Floyd Mayweather Jr. v Conor McGregor Photo by Sean M. Haffey/Getty Images

There were so many questions going into Saturday’s fight between Floyd Mayweather and Conor McGregor, and most of them had to do with how badly McGregor would lose. Many questioned whether or not the fight, which was seen as a farce, would hurt the sport of mixed martial arts.

Others wondered if boxing, already losing viewers to MMA, would take a big hit due to the sideshow nature of the contest.

Surprisingly, it looks like a win for both sides. McGregor’s performance in the early rounds against Mayweather was nothing short of incredible, even if Mayweather was never truly in danger of losing the bout. Mayweather is supposed to be a slow starter, and he was always expected to take over late.

But still — nobody saw the kind of performance that McGregor put up coming. He landed on Mayweather, and he landed hard. He flustered Mayweather and goaded him into a brawl, something very few fighters have been able to do. He landed more than his fair share of shots and arguably took the first three rounds by a healthy margin.

That wasn’t completely unexpected — McGregor taking those opening rounds — but the ferocity and intensity with which he took them can only be looked at as impressive.

This is Floyd Mayweather Jr. He’s the best pound-for-pound boxer in the world, even outside of his prime and slower than he’s ever been. Striking in MMA has always been viewed as sloppy in comparison to “the sweet science.” Boxing in MMA is wild, unpredictable, and rarely resembles anything close to what you see in the sport of boxing.

And from McGregor, there were times it still didn’t resemble what is usually put forward in boxing during his fight with Mayweather. That’s what helped him through some of his early rounds. He took unique angles, and he hit Mayweather an awful lot. His movement training and wiggling arms were funny to laugh at, but they allowed him to find Mayweather’s chin.

For Mayweather, he stopped McGregor and put an exclamation point on the end of the fight.

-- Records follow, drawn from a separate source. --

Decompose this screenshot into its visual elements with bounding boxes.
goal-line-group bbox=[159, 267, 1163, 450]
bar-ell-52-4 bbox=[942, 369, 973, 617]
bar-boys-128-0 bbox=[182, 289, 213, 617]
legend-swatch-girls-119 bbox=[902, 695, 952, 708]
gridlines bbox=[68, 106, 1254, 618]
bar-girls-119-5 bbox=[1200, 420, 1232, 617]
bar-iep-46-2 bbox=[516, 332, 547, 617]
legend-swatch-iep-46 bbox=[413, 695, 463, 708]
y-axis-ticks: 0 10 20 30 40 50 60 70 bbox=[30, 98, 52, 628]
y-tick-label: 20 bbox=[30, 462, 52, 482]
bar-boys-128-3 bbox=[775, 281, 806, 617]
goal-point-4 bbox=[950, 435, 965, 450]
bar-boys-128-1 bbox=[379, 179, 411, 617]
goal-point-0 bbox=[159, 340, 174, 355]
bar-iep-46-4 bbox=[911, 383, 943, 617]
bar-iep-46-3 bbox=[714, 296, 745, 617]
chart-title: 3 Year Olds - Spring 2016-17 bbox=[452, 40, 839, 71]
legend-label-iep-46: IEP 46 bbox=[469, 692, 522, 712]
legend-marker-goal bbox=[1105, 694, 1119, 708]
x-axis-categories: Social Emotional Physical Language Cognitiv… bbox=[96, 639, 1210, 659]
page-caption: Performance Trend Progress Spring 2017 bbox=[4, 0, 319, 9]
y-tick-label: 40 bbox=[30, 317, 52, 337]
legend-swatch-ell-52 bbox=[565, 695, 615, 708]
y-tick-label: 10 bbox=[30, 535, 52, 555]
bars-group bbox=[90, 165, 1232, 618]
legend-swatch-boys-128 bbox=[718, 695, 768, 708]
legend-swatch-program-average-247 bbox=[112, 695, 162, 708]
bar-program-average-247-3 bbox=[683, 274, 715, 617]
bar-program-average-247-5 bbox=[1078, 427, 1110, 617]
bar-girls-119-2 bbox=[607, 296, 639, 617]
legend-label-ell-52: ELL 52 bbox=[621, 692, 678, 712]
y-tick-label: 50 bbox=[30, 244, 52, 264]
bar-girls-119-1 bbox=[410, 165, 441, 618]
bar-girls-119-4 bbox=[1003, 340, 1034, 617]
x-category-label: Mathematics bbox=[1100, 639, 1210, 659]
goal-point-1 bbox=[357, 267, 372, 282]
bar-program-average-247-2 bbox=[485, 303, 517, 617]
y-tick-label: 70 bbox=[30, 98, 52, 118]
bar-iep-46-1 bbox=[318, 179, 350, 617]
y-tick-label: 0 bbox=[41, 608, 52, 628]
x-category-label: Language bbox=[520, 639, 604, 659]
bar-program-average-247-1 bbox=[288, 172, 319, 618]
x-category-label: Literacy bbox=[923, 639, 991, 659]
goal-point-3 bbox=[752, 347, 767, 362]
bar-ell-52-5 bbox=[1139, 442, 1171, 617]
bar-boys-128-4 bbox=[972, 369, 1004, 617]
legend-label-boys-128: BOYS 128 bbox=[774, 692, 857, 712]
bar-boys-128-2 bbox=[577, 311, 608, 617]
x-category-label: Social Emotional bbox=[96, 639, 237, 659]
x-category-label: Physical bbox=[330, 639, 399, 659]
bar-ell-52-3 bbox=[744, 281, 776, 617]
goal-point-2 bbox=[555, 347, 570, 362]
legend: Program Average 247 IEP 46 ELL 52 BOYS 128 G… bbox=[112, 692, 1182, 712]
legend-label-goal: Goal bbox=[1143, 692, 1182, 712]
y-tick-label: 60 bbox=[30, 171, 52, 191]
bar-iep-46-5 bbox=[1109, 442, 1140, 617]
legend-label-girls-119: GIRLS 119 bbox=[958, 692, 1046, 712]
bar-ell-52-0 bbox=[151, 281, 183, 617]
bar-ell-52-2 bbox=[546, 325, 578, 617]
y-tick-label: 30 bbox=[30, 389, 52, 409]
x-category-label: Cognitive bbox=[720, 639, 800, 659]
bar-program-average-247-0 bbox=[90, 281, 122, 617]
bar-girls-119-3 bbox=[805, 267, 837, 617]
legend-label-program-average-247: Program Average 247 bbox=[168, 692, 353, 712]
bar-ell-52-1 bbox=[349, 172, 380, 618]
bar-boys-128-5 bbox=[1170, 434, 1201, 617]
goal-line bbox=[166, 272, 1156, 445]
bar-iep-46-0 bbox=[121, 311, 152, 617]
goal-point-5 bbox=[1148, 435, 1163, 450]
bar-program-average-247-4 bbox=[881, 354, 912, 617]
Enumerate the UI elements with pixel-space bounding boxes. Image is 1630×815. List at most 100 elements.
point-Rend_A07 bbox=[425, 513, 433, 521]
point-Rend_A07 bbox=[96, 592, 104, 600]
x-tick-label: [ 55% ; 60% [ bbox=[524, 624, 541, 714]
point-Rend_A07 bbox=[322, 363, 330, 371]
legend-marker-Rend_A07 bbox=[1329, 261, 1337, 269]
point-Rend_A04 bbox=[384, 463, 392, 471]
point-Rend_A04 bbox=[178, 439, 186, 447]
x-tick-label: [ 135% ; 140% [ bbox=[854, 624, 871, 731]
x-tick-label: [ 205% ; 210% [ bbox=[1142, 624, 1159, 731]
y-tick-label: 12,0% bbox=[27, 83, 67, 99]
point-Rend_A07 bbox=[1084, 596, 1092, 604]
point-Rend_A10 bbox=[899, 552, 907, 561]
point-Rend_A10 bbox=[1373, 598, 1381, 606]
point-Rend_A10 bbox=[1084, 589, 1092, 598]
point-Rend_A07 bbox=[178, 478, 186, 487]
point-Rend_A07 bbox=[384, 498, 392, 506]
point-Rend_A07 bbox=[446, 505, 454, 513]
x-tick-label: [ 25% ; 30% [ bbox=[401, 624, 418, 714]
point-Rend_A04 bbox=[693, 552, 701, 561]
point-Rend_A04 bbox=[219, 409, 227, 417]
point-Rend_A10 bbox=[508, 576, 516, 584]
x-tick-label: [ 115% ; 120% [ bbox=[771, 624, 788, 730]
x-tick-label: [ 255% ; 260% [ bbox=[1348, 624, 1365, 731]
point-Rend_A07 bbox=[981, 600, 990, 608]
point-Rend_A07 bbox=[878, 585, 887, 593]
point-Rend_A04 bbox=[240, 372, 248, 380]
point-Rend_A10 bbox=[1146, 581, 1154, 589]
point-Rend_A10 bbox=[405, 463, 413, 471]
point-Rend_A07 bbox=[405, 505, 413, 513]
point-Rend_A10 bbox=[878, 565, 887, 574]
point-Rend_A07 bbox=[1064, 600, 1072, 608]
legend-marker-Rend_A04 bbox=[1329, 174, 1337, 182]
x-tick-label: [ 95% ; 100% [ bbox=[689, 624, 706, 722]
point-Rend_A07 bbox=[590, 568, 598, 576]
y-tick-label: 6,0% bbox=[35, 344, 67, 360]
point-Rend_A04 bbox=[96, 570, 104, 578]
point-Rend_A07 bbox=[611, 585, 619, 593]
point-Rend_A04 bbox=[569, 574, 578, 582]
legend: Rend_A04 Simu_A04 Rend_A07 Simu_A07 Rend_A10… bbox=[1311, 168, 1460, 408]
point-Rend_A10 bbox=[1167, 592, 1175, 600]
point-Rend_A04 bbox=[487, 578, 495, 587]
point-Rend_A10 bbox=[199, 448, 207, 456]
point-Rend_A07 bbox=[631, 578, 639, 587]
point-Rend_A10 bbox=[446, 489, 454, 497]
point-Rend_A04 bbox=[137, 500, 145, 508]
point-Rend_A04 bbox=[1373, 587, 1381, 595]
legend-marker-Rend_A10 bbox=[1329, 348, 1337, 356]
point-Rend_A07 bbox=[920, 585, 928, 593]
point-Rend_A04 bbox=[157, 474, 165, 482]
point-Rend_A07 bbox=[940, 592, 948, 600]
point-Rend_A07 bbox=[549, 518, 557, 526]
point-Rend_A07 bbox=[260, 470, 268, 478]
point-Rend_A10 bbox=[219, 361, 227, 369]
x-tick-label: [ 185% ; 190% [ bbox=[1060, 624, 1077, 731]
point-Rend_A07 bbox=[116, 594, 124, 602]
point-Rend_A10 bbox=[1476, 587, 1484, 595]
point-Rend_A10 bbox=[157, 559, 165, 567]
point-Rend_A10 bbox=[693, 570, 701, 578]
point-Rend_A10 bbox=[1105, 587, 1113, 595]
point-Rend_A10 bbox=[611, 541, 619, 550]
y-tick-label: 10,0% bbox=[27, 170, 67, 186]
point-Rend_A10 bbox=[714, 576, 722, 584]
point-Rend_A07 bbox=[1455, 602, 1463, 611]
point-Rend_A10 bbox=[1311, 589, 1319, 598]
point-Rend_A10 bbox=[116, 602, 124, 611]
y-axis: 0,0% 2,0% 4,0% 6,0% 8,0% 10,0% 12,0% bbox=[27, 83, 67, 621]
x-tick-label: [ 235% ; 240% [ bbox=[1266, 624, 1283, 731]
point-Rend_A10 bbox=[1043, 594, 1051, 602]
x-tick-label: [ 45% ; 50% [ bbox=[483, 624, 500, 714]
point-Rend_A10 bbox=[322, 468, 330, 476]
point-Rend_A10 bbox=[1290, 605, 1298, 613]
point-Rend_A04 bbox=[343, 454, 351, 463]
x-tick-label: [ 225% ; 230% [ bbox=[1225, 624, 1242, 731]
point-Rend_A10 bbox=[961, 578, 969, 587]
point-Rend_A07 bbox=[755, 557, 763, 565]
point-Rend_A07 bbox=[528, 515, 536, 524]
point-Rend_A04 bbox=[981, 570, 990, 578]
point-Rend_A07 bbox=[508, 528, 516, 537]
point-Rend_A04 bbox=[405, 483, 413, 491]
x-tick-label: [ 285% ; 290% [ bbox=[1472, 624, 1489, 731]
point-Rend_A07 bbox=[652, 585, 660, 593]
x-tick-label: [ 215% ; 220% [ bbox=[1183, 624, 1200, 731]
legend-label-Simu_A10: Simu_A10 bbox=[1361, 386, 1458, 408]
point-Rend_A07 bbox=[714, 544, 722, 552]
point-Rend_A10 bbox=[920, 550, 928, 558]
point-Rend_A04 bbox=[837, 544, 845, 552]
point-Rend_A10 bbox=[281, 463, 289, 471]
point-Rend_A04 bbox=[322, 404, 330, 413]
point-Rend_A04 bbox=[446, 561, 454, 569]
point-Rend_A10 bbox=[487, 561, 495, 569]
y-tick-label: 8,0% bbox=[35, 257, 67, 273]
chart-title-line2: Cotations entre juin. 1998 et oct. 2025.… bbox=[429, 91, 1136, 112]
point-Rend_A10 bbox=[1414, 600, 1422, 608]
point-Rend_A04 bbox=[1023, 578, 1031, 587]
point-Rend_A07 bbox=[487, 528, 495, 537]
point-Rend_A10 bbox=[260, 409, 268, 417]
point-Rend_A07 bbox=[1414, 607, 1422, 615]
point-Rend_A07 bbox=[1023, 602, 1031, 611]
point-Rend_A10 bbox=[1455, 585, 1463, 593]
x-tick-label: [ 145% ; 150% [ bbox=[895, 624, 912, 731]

He looked slower than he has in years past, not like the most dominant fighter in the world, but he defied expectations of a boring fight and came out swinging after he found his rhythm.

McGregor deserves respect for his performance, and MMA fighters everywhere should benefit from that respect.

And if you tuned into the card and you happened to like the main event or the bouts on the undercard, you owe it to yourself to explore more of what boxing has to offer. It’s not a dying sport. It’s an institution, and there is always a big fight around the corner.

Canelo Alvarez and Gennady Golovkin will combine for what is the true biggest fight of the year on Sept. 16, and that’s a good place to start.